Мы толковали о торжественной части вечера, о церемониале приветствий, вспомнили молодые деньки и девиз на стене мастерской профессора: «Пока молод, брат, сей, да семян не жалей…»
— Увы, стареем мы, братцы.
— Серьезнее становимся.
— Пардон, Дагна будет цвести вечно.
— И Ядвига.
— Да здравствуют женщины!
У меня за спиной загремел знакомый бас. Ругянис, обхватив за плечи низенького толстячка — художественного критика, что-то рассказывал ему, радостно хохотал. Он не мог нас не заметить. Я отвернулся.
— Вот безмозглый старикан! — гремел Аугустас. — Всех своих студентиков пригласил. Как на похороны.
Критик подхихикивал.
Я покосился на Дагну. Она стояла лицом к Ругянису, но смотрела в свой бокал. Вино в бокале подрагивало.
Альбертас принес со стола тарелку с бутербродами. К нам подключились новые знакомые. В соседнем зале раздалась веселая танцевальная музыка.
Когда через минуту я посмотрел на Дагну, Аугустас Ругянис приглашал ее на танец. Дагна покосилась на меня, как бы спрашивая согласия. Ругянис притворялся, что меня не видит. Он взял Дагну под руку, и они ушли. Опять не помню, что я тогда говорил. Может, ни слова не сказал, не слышал даже, о чем толкуют приятели. Не спускал глаз с широкого проема, за которым мелькали пары. Увидел и Дагну; в далеко отставленной ладони Ругянис сжимал ее руку. Аугустас топтался неуклюже, по-деревенски, и я подумал: «Как трудно Дагне танцевать…» Они снова пропали за белой стеной.
Дагна вернулась одна. Лицо ее побледнело. Избегая моего взгляда, она тихонько прошептала:
— Проводи меня.
Мы молча спускались по лестнице в фойе.
— Пойдем домой, Саулюс.
Я ухватился за перила, остановился.
— Что случилось, Дагна? — спросил, но не услышал своего голоса.
— Пойдем домой.
Я испугался, что Дагна споткнется на мраморной лестнице, и схватил ее прохладную руку.
Прокладывай прокос, Каролис, широченный, замахнись косой до самых кустов Швянтупе и сопроводи этот взмах глубоким вздохом… На пядь вперед, еще на пядь… Посмотри в зеленые дали…

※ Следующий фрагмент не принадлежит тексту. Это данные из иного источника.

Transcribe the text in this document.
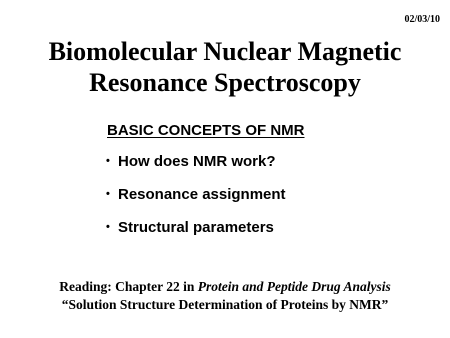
02/03/10
Biomolecular Nuclear Magnetic
Resonance Spectroscopy
BASIC CONCEPTS OF NMR
• How does NMR work?
• Resonance assignment
• Structural parameters
Reading: Chapter 22 in Protein and Peptide Drug Analysis
“Solution Structure Determination of Proteins by NMR”
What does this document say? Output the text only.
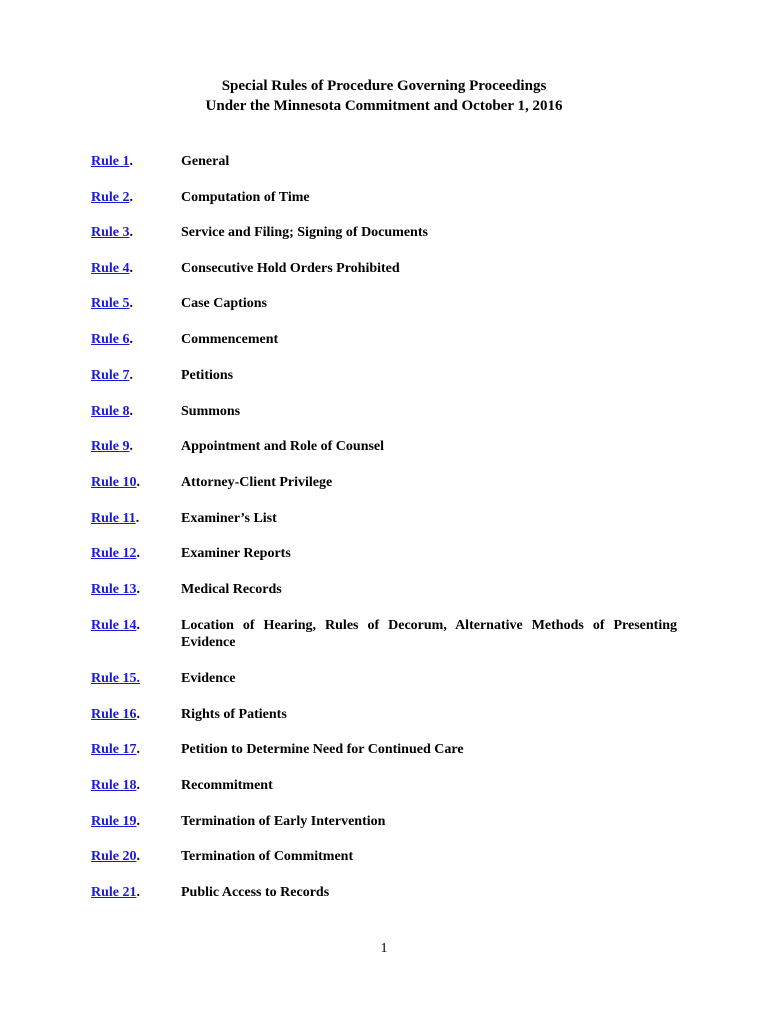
Special Rules of Procedure Governing Proceedings
Under the Minnesota Commitment and October 1, 2016
Rule 1.	General
Rule 2.	Computation of Time
Rule 3.	Service and Filing; Signing of Documents
Rule 4.	Consecutive Hold Orders Prohibited
Rule 5.	Case Captions
Rule 6.	Commencement
Rule 7.	Petitions
Rule 8.	Summons
Rule 9.	Appointment and Role of Counsel
Rule 10.	Attorney-Client Privilege
Rule 11.	Examiner’s List
Rule 12.	Examiner Reports
Rule 13.	Medical Records
Rule 14.	Location of Hearing, Rules of Decorum, Alternative Methods of Presenting Evidence
Rule 15.	Evidence
Rule 16.	Rights of Patients
Rule 17.	Petition to Determine Need for Continued Care
Rule 18.	Recommitment
Rule 19.	Termination of Early Intervention
Rule 20.	Termination of Commitment
Rule 21.	Public Access to Records
1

Прокладывай прокос, Каролис, прокладывай…
Саулюс ступает за ним. Его коса легкая, звонкая. «Это мамина коса», — сказал Каролис, когда Саулюс, обнаружив ее возле амбара, явился на луг. Но не добавил — спроси у матери. Здесь все как в старину — у каждой вещи свое место и свой хозяин. И своя память, убегающая в десятилетия, а может, и в века. И теплоту ладоней сберегла эта вещь, и запах пота, нытье натертых волдырей и липкость крови. Отдраенное задубелыми пальцами косовище, перевязанная конопляной веревочкой липовая рукоять, стертое, точно серп луны, лезвие, пережившее тьму ударов молотка и касаний точила, — ведь это часть огромной истории, начиная со времен дедушки Габрелюса и кончая твоими спокойными днями, Каролис. Но почему спокойными? Неужто и впрямь спокойствием веет от твоего шага и взмахов рук, от лица и глаз твоих? Лишь со стороны так кажется, ты же знаешь, как обманчива видимость.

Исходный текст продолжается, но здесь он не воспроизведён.